From the Departments of Neurology (C.C.C., D.K., N.R., B.B.T., R.N.J., K.L.F., M.R.), Emergency Medicine (T.E.M.), Neurosurgery (B.B.T., M.R.), and Psychiatry (R.N.J.), Brown University, Alpert Medical School, Providence, RI; Icahn School of Medicine at Mount Sinai (R.K.), New York, NY; and Department of Pharmacy (L.M.), Rhode Island Hospital, Providence.
Neurology. 2021 Nov 23;97(21):e2054-e2064. doi: 10.1212/WNL.0000000000012856. Epub 2021 Sep 23.
Andexanet alfa was recently approved as a reversal agent for the factor Xa inhibitors (FXais) apixaban and rivaroxaban, but its impact on long-term outcomes in FXai-associated intracerebral hemorrhage (ICH) is unknown. We aimed to explore potential clinical implications of andexanet alfa in FXai-associated ICH in this simulation study.
We simulated potential downstream implications of andexanet alfa across a range of possible hemostatic effects using data from a single center that treats FXai-associated ICH with prothrombin complex concentrate (PCC). We determined baseline probabilities of inadequate hemostasis across patients taking FXai and those not taking FXai via multivariable regression models and then determined the probabilities of unfavorable 3-month outcome (modified Rankin Scale score 4-6) using models comprising established predictors and each patient's calculated probability of inadequate hemostasis. We applied bootstrapping with model parameters from this derivation cohort to simulate a range of hemostatic improvements and corresponding outcomes and then calculated absolute risk reduction (relative to PCC) and projected number needed to treat (NNT) to prevent 1 unfavorable outcome.
Training models using real-world patients (n = 603 total, 55 on FXai) had good accuracy in predicting inadequate hemostasis (area under the curve [AUC] 0.78) and unfavorable outcome (AUC 0.78). Inadequate hemostasis was strongly associated with unfavorable outcome (odds ratio 4.5, 95% confidence interval [CI] 2.0-9.9) and occurred in 11.4% of patients taking FXai. Across simulated patients taking FXai comparable to those in A Study in Participants With Andexanet Alfa, a Novel Antidote to the Anticoagulation Effects of Factor Xa Inhibitors (ANNEXA-4) study, predicted absolute risk reduction of unfavorable outcome was 4.9% (95% CI 1.3%-7.8%) when the probability of inadequate hemostasis was reduced by 33% and 7.4% (95% CI 2.0%-11.9%) at 50% reduction, translating to projected NNT of 21 (cumulative cost $519,750) and 14 ($346,500), respectively.
Even optimistic simulated hemostatic effects suggest that the costs and potential benefits of andexanet alfa should be carefully considered. Placebo-controlled randomized trials are needed before its use can definitively be recommended.

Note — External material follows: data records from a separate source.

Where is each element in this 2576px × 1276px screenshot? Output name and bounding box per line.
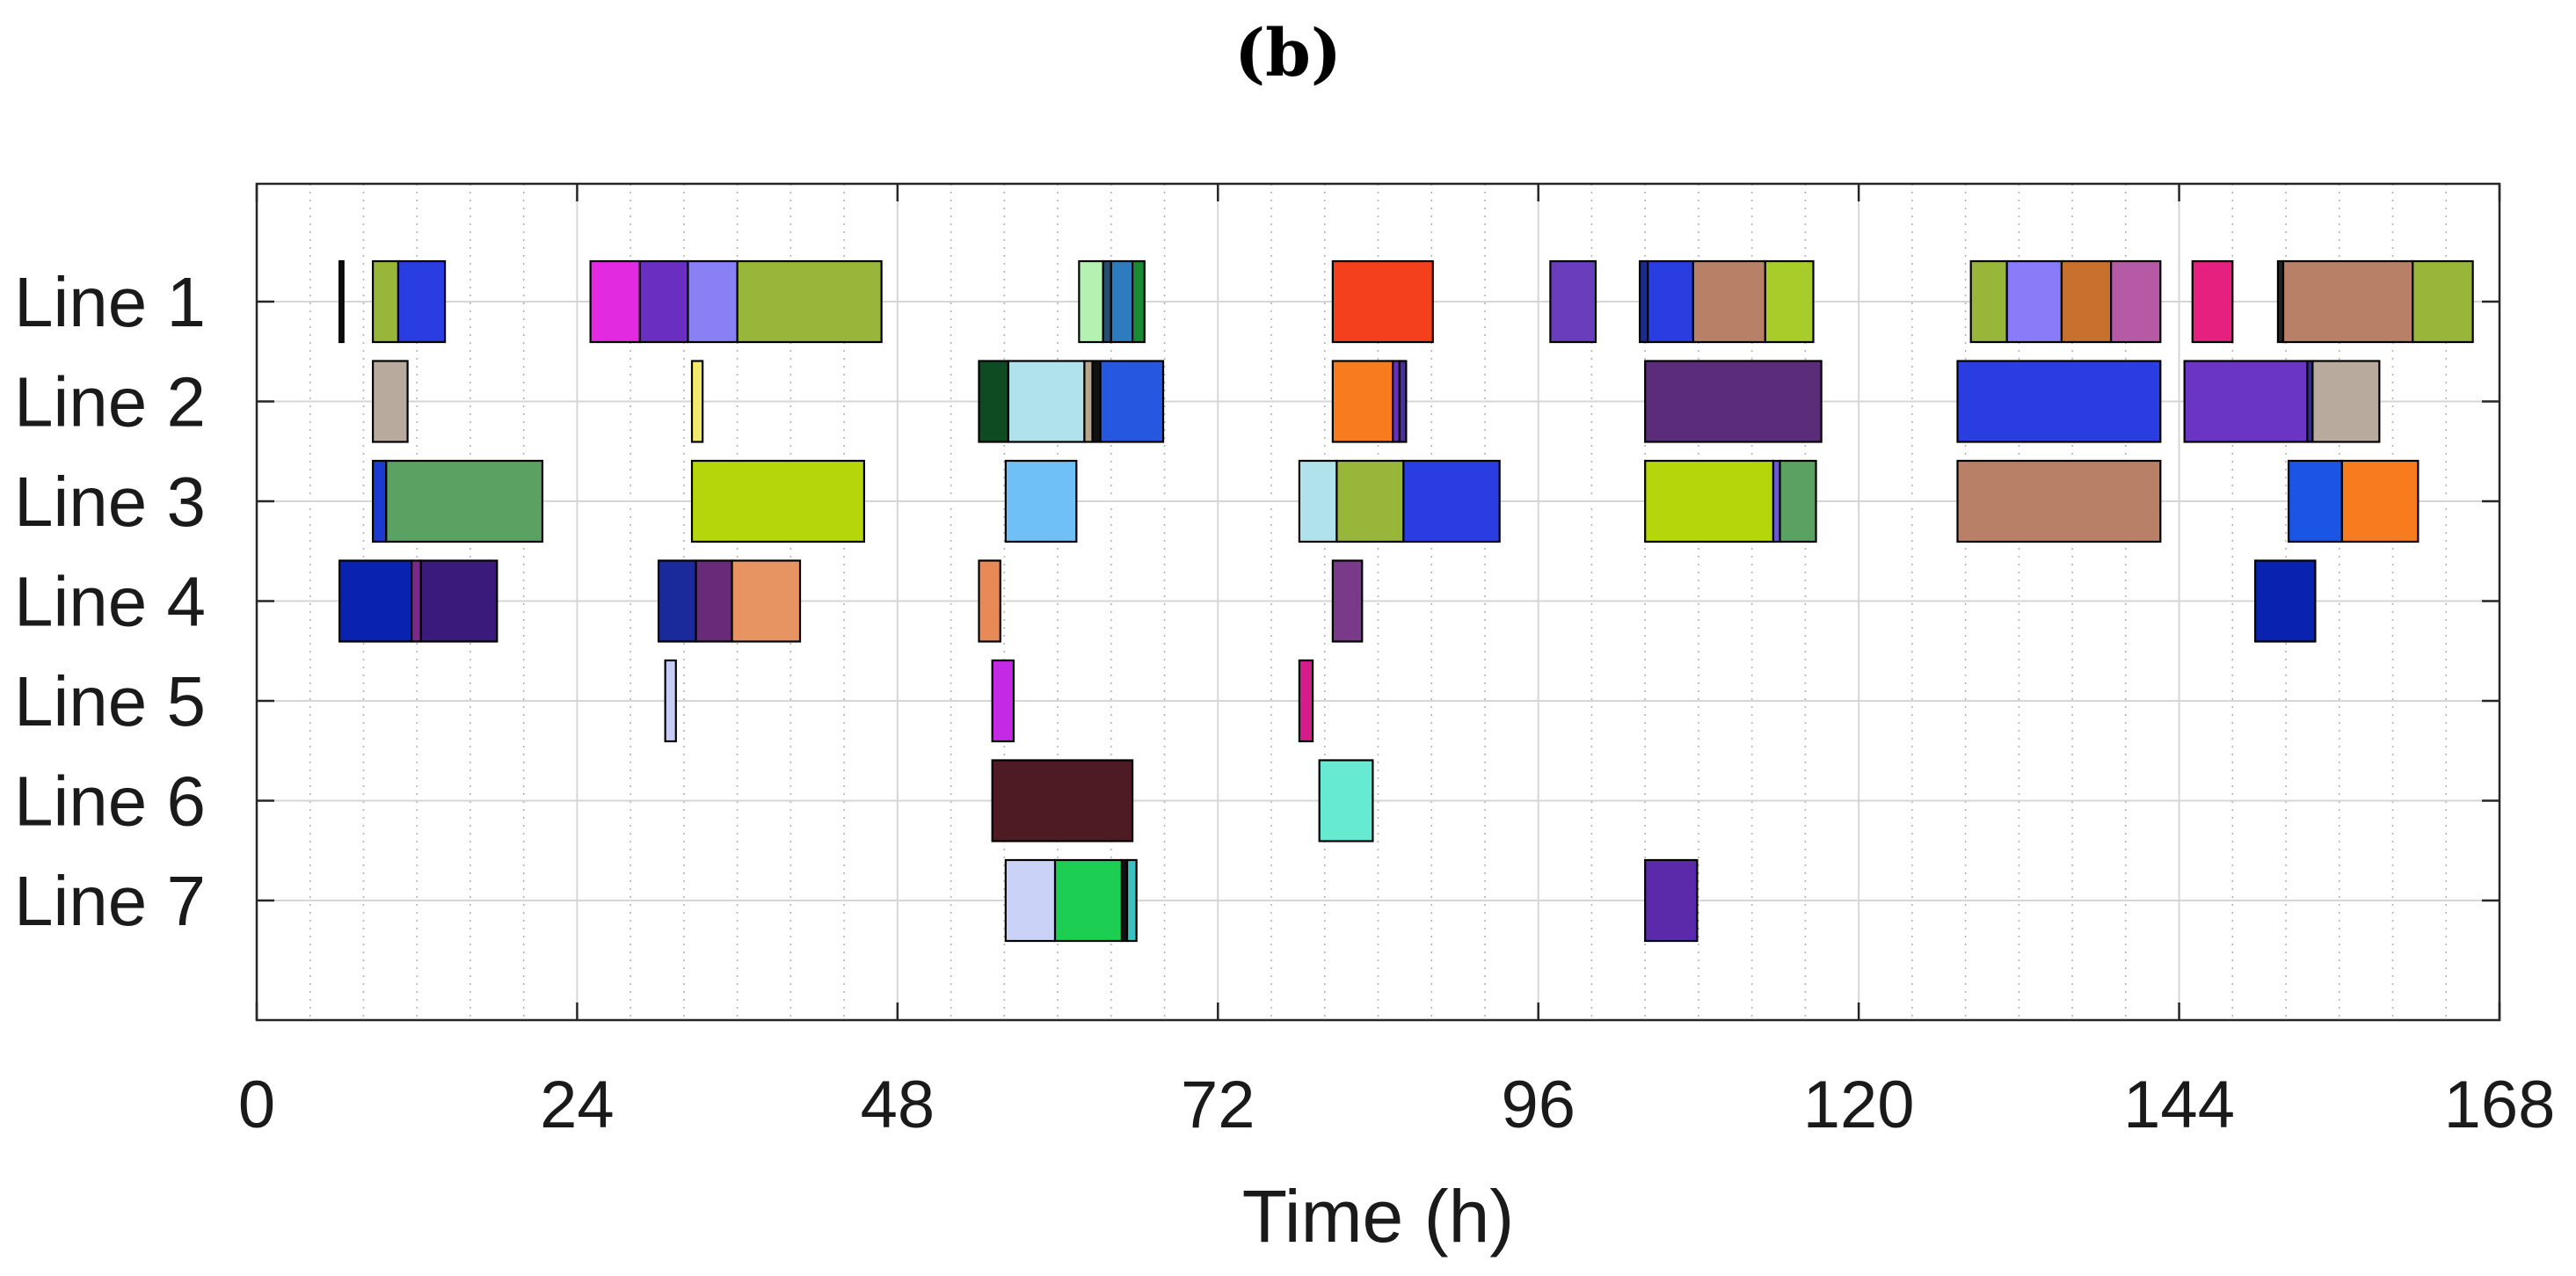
y-tick-labels: Line 1 Line 2 Line 3 Line 4 Line 5 Line 6 Line… xyxy=(14,263,206,940)
x-tick-label: 168 xyxy=(2444,1068,2556,1142)
task-bar xyxy=(419,559,498,643)
task-bar xyxy=(731,559,802,643)
task-bar xyxy=(1099,360,1165,443)
task-bar xyxy=(657,559,697,643)
task-bar xyxy=(1083,360,1094,443)
task-bar xyxy=(1639,259,1649,344)
task-bar xyxy=(991,759,1134,842)
task-bar xyxy=(1004,858,1057,943)
task-bar xyxy=(372,459,388,543)
task-bar xyxy=(1549,259,1597,344)
task-bar xyxy=(1102,259,1112,344)
x-tick-label: 96 xyxy=(1501,1068,1575,1142)
task-bar xyxy=(1053,858,1124,943)
task-bar xyxy=(1969,259,2008,344)
task-bar xyxy=(1078,259,1104,344)
task-bar xyxy=(2412,259,2474,344)
task-bar xyxy=(589,259,641,344)
task-bar xyxy=(687,259,739,344)
task-bar xyxy=(1298,659,1314,743)
x-tick-labels: 0 24 48 72 96 120 144 168 xyxy=(238,1068,2556,1142)
task-bar xyxy=(1110,259,1134,344)
task-bar xyxy=(385,459,544,543)
x-tick-label: 144 xyxy=(2123,1068,2235,1142)
axis-ticks xyxy=(255,184,2501,1020)
task-bar xyxy=(1125,858,1138,943)
x-tick-label: 120 xyxy=(1803,1068,1915,1142)
task-bar xyxy=(1644,858,1699,943)
task-bar xyxy=(1644,459,1775,543)
task-bar xyxy=(1402,459,1501,543)
task-bar xyxy=(1392,360,1401,443)
task-bar xyxy=(372,259,400,344)
y-tick-label: Line 4 xyxy=(14,563,206,641)
x-tick-label: 48 xyxy=(861,1068,935,1142)
task-bar xyxy=(1398,360,1408,443)
task-bar xyxy=(2281,259,2414,344)
task-bar xyxy=(2060,259,2113,344)
task-bar xyxy=(2005,259,2063,344)
task-bar xyxy=(1692,259,1766,344)
task-bar xyxy=(1956,360,2162,443)
task-bar xyxy=(978,559,1001,643)
task-bar xyxy=(1004,459,1078,543)
task-bar xyxy=(1298,459,1338,543)
task-bar xyxy=(1335,459,1405,543)
x-tick-label: 24 xyxy=(540,1068,615,1142)
x-axis-label: Time (h) xyxy=(1242,1175,1515,1258)
task-bar xyxy=(978,360,1009,443)
y-tick-label: Line 3 xyxy=(14,463,206,541)
y-tick-label: Line 6 xyxy=(14,762,206,841)
task-bar xyxy=(372,360,409,443)
task-bar xyxy=(1772,459,1781,543)
task-bar xyxy=(338,259,345,344)
task-bar xyxy=(1764,259,1815,344)
task-bar xyxy=(2340,459,2420,543)
task-bar xyxy=(664,659,677,743)
task-bar xyxy=(2191,259,2234,344)
task-bar xyxy=(1644,360,1823,443)
task-bar xyxy=(1318,759,1374,842)
task-bar xyxy=(338,559,413,643)
task-bar xyxy=(1331,259,1434,344)
task-bar xyxy=(397,259,447,344)
x-tick-label: 72 xyxy=(1181,1068,1255,1142)
task-bar xyxy=(1647,259,1694,344)
y-tick-label: Line 7 xyxy=(14,862,206,940)
task-bar xyxy=(1331,360,1394,443)
task-bar xyxy=(1007,360,1086,443)
task-bar xyxy=(690,360,704,443)
task-bar xyxy=(1779,459,1817,543)
task-bar xyxy=(638,259,689,344)
task-bar xyxy=(736,259,883,344)
task-bar xyxy=(2110,259,2162,344)
y-tick-label: Line 1 xyxy=(14,263,206,341)
panel-label: (b) xyxy=(1234,16,1342,91)
task-bar xyxy=(2311,360,2381,443)
task-bar xyxy=(1091,360,1102,443)
task-bar xyxy=(2183,360,2309,443)
task-bar xyxy=(695,559,733,643)
task-bars xyxy=(338,259,2474,943)
task-bar xyxy=(2287,459,2343,543)
task-bar xyxy=(411,559,422,643)
task-bar xyxy=(1956,459,2162,543)
task-bar xyxy=(1132,259,1146,344)
task-bar xyxy=(2254,559,2317,643)
y-tick-label: Line 2 xyxy=(14,363,206,441)
task-bar xyxy=(690,459,865,543)
x-tick-label: 0 xyxy=(238,1068,275,1142)
y-tick-label: Line 5 xyxy=(14,662,206,740)
task-bar xyxy=(991,659,1015,743)
task-bar xyxy=(1331,559,1364,643)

Andexanet alfa 最近被批准为因子 Xa 抑制剂(FXais)阿哌沙班和利伐沙班的逆转剂,但它对 FXai 相关脑出血(ICH)的长期结果的影响尚不清楚。我们旨在通过一项使用治疗 FXai 相关 ICH 的凝血酶原复合物浓缩物(PCC)的单中心数据,探索 Andexanet alfa 在 FXai 相关 ICH 中的潜在临床意义。
我们通过多变量回归模型确定了接受 FXai 和未接受 FXai 的患者之间的基线止血不足概率,然后使用包含已建立的预测因子和每个患者计算的止血不足概率的模型确定了 3 个月的不良预后(改良 Rankin 量表评分 4-6)的概率。我们使用来自该推导队列的模型参数进行了 bootstrap 模拟,以模拟一系列止血改善和相应的结果,然后计算了绝对风险降低(相对于 PCC)和预防 1 个不良结果所需的治疗人数(NNT)。

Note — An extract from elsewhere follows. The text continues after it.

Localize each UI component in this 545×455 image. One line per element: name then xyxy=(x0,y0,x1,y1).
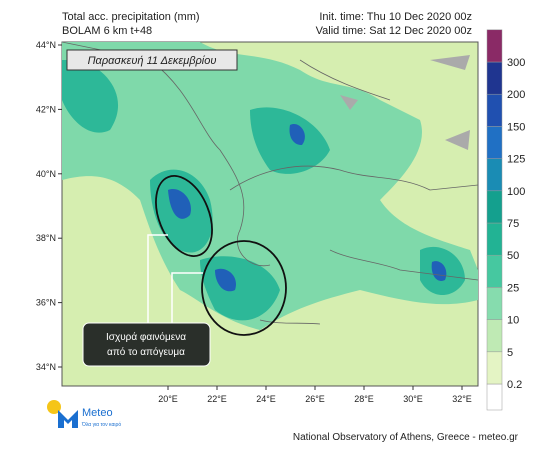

使用真实世界患者(共 603 例,55 例服用 FXai)训练模型在预测止血不足(曲线下面积 [AUC] 0.78)和不良预后(AUC 0.78)方面具有良好的准确性。止血不足与不良预后密切相关(比值比 4.5,95%置信区间 [CI] 2.0-9.9),在接受 FXai 的患者中发生率为 11.4%。在模拟的接受 FXai 的患者中,与 ANNEXA-4 研究中的患者类似,当止血不足的概率降低 33%时,不良预后的预测绝对风险降低 4.9%(95%CI 1.3%-7.8%),当降低 50%时,预测绝对风险降低 7.4%(95%CI 2.0%-11.9%),分别相当于预测 NNT 为 21(累计成本 519750 美元)和 14(346500 美元)。
即使是乐观的模拟止血效果也表明,应该仔细考虑 Andexanet alfa 的成本和潜在益处。在其使用能够得到明确推荐之前,需要进行安慰剂对照随机试验。